Genomic analysis of longitudinal studies of pain, depression, and anxiety in patients undergoing pain-relieving surgery may help to identify molecules through which pain alters mood. Detection of alleles with modest-sized effects will require larger cohorts.
疼痛患者常伴有抑郁和焦虑情绪,且与无痛患者相比,他们从精神药物治疗中获益更少。我们推测,这种部分耐药性是由于传入性疼痛投射通过脊髓 - 臂旁 - 下丘脑 - 杏仁核系统及其向其他情绪调节系统的投射,对情绪产生了独特的神经化学作用。针对疼痛患者的新型精神药物可能会以这类脑系统中的分子为靶点。我们提出一种方法,通过研究接受与疼痛缓解反应可变的外科手术患者队列中的多态性基因,来对分子靶点进行优先级排序。我们寻找在术后第一年中,在(1)手术疼痛缓解程度与(2)基因等位基因之间,在抑郁和焦虑方面显示出显著统计学相互作用的分子。

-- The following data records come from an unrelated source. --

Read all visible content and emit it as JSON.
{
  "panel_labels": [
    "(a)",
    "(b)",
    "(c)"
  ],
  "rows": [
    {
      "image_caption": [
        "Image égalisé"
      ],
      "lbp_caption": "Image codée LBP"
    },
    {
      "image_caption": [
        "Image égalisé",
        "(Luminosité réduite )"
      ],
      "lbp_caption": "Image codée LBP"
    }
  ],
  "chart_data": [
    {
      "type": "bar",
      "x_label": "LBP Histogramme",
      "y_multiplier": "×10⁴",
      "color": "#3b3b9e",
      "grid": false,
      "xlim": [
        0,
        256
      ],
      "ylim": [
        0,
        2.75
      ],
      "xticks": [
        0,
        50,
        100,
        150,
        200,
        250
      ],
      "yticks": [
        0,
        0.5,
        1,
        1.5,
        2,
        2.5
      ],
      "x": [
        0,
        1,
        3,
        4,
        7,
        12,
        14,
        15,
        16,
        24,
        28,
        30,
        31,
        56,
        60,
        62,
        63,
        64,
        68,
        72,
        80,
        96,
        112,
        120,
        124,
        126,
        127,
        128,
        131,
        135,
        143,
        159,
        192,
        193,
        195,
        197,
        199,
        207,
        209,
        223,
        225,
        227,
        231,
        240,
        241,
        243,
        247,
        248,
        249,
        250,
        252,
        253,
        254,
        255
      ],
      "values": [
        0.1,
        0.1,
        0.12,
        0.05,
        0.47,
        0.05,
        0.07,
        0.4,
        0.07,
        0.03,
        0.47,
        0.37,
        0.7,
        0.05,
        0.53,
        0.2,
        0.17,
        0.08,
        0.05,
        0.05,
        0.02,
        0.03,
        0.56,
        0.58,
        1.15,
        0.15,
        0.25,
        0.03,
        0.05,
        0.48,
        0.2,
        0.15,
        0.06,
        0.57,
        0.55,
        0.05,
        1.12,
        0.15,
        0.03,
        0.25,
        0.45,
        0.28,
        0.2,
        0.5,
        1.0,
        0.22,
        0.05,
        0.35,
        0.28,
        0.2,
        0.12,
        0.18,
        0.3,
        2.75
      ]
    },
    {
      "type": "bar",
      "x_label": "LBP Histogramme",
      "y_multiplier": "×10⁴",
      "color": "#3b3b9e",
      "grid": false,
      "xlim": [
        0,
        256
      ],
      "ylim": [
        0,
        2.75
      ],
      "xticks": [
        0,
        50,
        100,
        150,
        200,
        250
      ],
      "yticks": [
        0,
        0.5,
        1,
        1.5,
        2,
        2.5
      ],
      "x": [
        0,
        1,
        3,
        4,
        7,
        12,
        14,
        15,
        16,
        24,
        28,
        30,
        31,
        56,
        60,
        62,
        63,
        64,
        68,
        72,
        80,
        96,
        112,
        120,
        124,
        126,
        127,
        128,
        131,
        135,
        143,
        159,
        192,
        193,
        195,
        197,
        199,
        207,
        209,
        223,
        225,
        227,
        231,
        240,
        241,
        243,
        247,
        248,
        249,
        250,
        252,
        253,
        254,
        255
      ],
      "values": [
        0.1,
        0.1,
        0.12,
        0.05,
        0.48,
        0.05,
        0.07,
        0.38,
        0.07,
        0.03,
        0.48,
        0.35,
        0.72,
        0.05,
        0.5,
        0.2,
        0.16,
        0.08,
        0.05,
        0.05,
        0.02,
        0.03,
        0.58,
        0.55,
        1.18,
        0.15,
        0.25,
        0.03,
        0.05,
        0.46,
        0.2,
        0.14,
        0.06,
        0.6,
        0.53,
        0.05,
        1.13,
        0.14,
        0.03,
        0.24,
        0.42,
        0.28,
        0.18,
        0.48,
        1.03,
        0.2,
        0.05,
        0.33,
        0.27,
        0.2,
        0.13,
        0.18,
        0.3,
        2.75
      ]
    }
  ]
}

我们从缅因州腰椎研究中收集了280例因腰椎间盘突出症导致坐骨神经痛患者的DNA,其中162例接受了手术治疗,118例未接受手术治疗,该研究是一项大型前瞻性观察性研究,对这些患者进行了10年的随访。在手术使疼痛减轻>25%的患者中,用SF - 36心理健康量表评估的抑郁和焦虑症状在术后首次测量时迅速改善。在手术疼痛减轻很少或没有减轻的患者中,情绪评分平均保持不变。在每个残余疼痛水平上,个体间存在很大差异。三个预先指定的疼痛 - 情绪候选基因,儿茶酚 - O - 甲基转移酶(COMT)、5 - 羟色胺转运体和脑源性神经营养因子(BDNF)的多态性与术后晚期情绪或与情绪上的疼痛 - 基因相互作用无关。尽管样本量不足以有说服力地在更多基因中进行搜索,但对其他25个基因的探索性调查提供了术后情绪上疼痛 - 基因相互作用的示例——μ阿片受体与急性坐骨神经痛对情绪的短期影响有关,而甘丙肽 - 2受体与椎间盘切除术后未缓解疼痛对术后一年情绪的影响有关。
对接受缓解疼痛手术患者的疼痛、抑郁和焦虑进行纵向研究的基因组分析,可能有助于识别疼痛改变情绪所通过的分子。检测具有中等效应大小的等位基因将需要更大的队列。